In an earlier instance of violent repression of resistance to removal, Saul Mkhize, a community leader in Driefontein in the south-eastern Transvaal, was shot dead by a policeman in April last year. Mkhize had led resistance to the forced removal of the people of Driefontein to the KwaZulu and KaNgwane bantustans. A policeman charged in connection with the killing was acquitted of murder in April this year.

Alternative ways of forcing people to move 'voluntarily' have also been used. The 14,000 inhabitants of Huhudi, a black township in Vryburg in the northern Cape, were scheduled for removal to Pudomong in the Bophuthatswana bantustan in 1970. The aim was to make Vryburg a 'white' town: Africans removed from the town would then commute to it to work. All development in the township has ceased. Early in 1984 the Northern Cape Administration Board confirmed that it would remove a large section of the township, without stating when this would take place. The Huhudi Civic Association, opposing the removal, claimed that residents were being pressurised to move through increased rents and a freeze on house-building.

In a parallel scheme in the eastern Cape, the regime plans to remove the African inhabitants of Duncan Village township in East London, to Mdantsane, in the Ciskei bantustan. From there they would be expected to commute to work in East London. East London would then have no permanent African residents. Following several statements about the precise area affected, the decision to 'disestablish' Duncan Village and remove all 12,858 inhabitants was announced as final in March.

Meanwhile, during the first three months of 1984, hundreds of 'shack' dwellings in Duncan Village were demolished, leaving an estimated 2,000 people homeless. In answer to a question in parliament on the provision of alternative accommodation for these people, the Minister of Co-operation and Development, Dr Piet Koornhof, said that it was assumed 'these people returned to where they came from'. The intention would appear to have been to force Africans into the neighbouring bantustan area.

In June 1983 the government described as a 'success' its expulsion of over 8,000 people from Katlehong township on the East Rand to the Ciskei and Transkei bantustans, after 1,000 shacks were demolished in that area. In October shacks were again demolished there.

The inhabitants of makeshift homes on the KTC site adjacent to Crossroads in Cape Town have suffered constant raids and demolition of their dwellings by administration board officials over the past year. In February 1984 a week-long ban was placed on the entry of film and television crews into African townships in the Western Cape; no reasons were given for the ban.

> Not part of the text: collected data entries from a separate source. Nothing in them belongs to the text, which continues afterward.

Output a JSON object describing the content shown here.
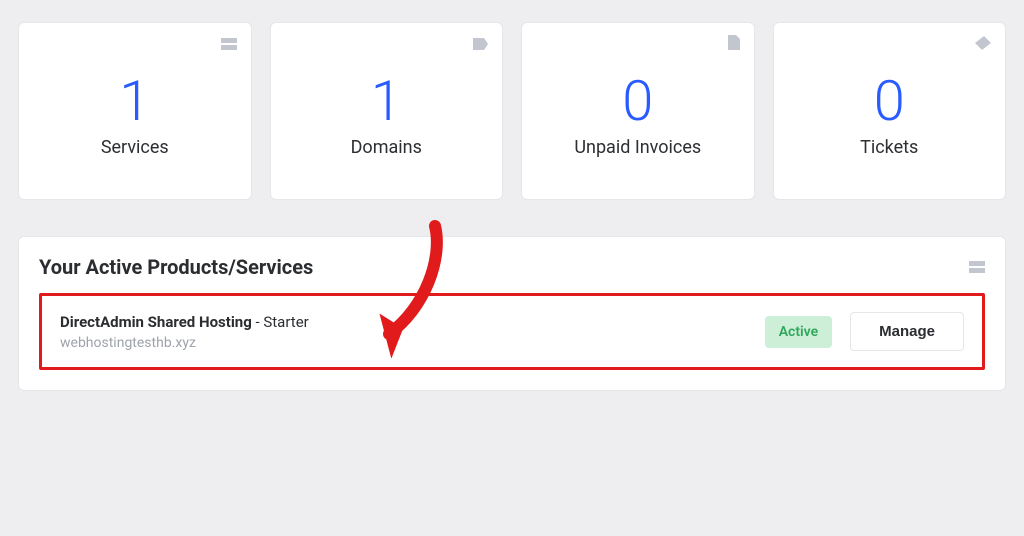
{
  "stats": [
    {
      "value": "1",
      "label": "Services",
      "icon": "server-icon"
    },
    {
      "value": "1",
      "label": "Domains",
      "icon": "tag-icon"
    },
    {
      "value": "0",
      "label": "Unpaid Invoices",
      "icon": "file-icon"
    },
    {
      "value": "0",
      "label": "Tickets",
      "icon": "ticket-icon"
    }
  ],
  "panel": {
    "title": "Your Active Products/Services",
    "icon": "server-icon"
  },
  "service": {
    "product": "DirectAdmin Shared Hosting",
    "plan": "Starter",
    "domain": "webhostingtesthb.xyz",
    "status": "Active",
    "manage_label": "Manage"
  },
  "annotation": {
    "type": "arrow",
    "color": "#e11b1b"
  }
}
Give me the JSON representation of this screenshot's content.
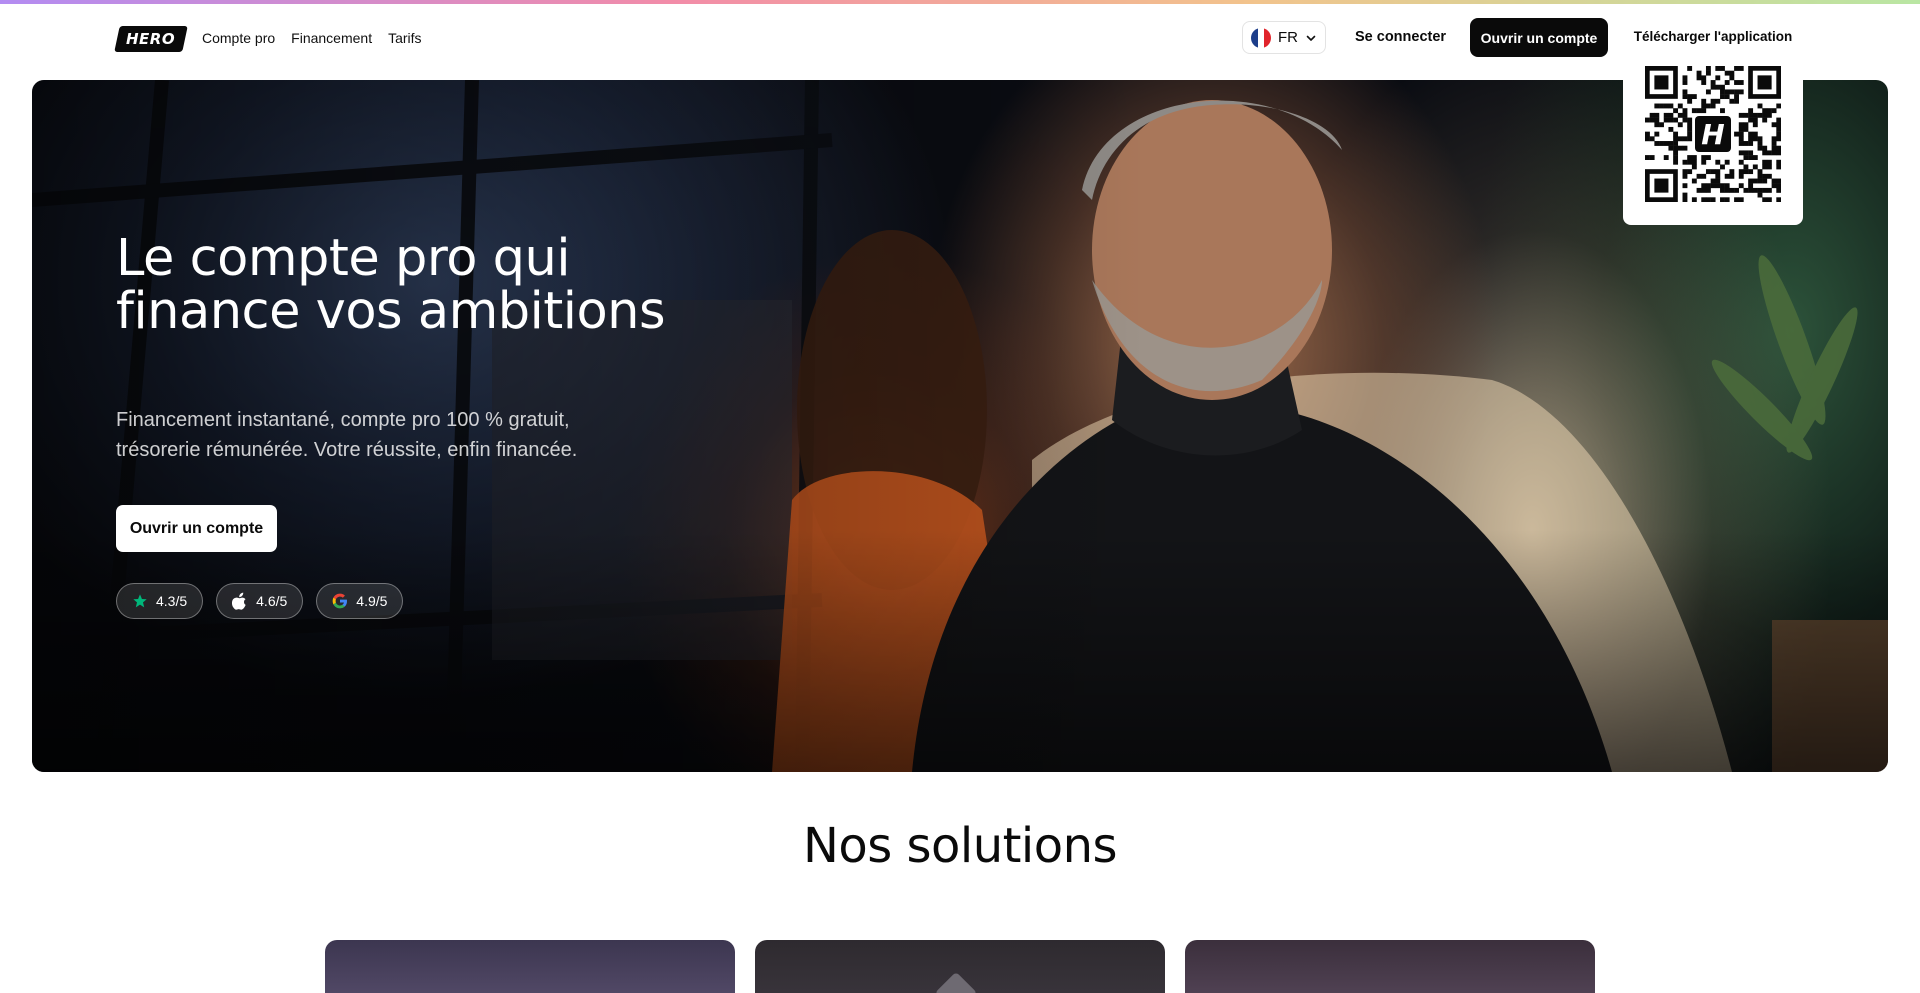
{
  "nav": {
    "logo_text": "HERO",
    "links": [
      "Compte pro",
      "Financement",
      "Tarifs"
    ],
    "language": "FR",
    "login_label": "Se connecter",
    "open_account_label": "Ouvrir un compte",
    "download_app_label": "Télécharger l'application",
    "qr_logo_letter": "H"
  },
  "hero": {
    "title": "Le compte pro qui finance vos ambitions",
    "subtitle": "Financement instantané, compte pro 100 % gratuit, trésorerie rémunérée. Votre réussite, enfin financée.",
    "cta_label": "Ouvrir un compte",
    "ratings": [
      {
        "icon": "star-icon",
        "value": "4.3/5"
      },
      {
        "icon": "apple-icon",
        "value": "4.6/5"
      },
      {
        "icon": "google-icon",
        "value": "4.9/5"
      }
    ]
  },
  "solutions": {
    "title": "Nos solutions"
  },
  "colors": {
    "primary": "#0a0a0a",
    "accent_green": "#00b67a",
    "flag_blue": "#1d3e8a",
    "flag_red": "#e1242b"
  }
}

In March the Western Cape Administration Board confirmed that the first Crossroads residents would be moved at the end of July to the new township of Khayelitsha, 25 miles outside Cape Town, where the government plans to settle 250,000 Africans. In a scheme to exclude Africans from the Cape Town area, it is planned ultimately to remove all 'legal' Crossroads residents - an estimated 18,000 with permanent urban residence rights - to Khayelitsha, together with all 'legal' residents of the African townships of Langa, Nyanga and Guguletu. These areas would then become 'Coloured' group areas in line with the 'Coloured labour preference policy' of the Western Cape. The government confirmed that the remaining 'illegal' Africans would be removed to the Ciskei and Transkei bantustans. 'Illegal' Crossroad residents number 30,000, while the number of 'illegal' Africans in the Cape Town area as a whole is impossible to calculate, although the government estimated it this year at 94,000.

A freeze has been placed on all further development in the three townships, while construction work on Khayelitsha was reported to be underway in the early months of 1984. Africans living in these areas were expected to settle voluntarily in the new township, but a survey conducted among Crossroads residents revealed that 90 per cent of them were opposed to moving.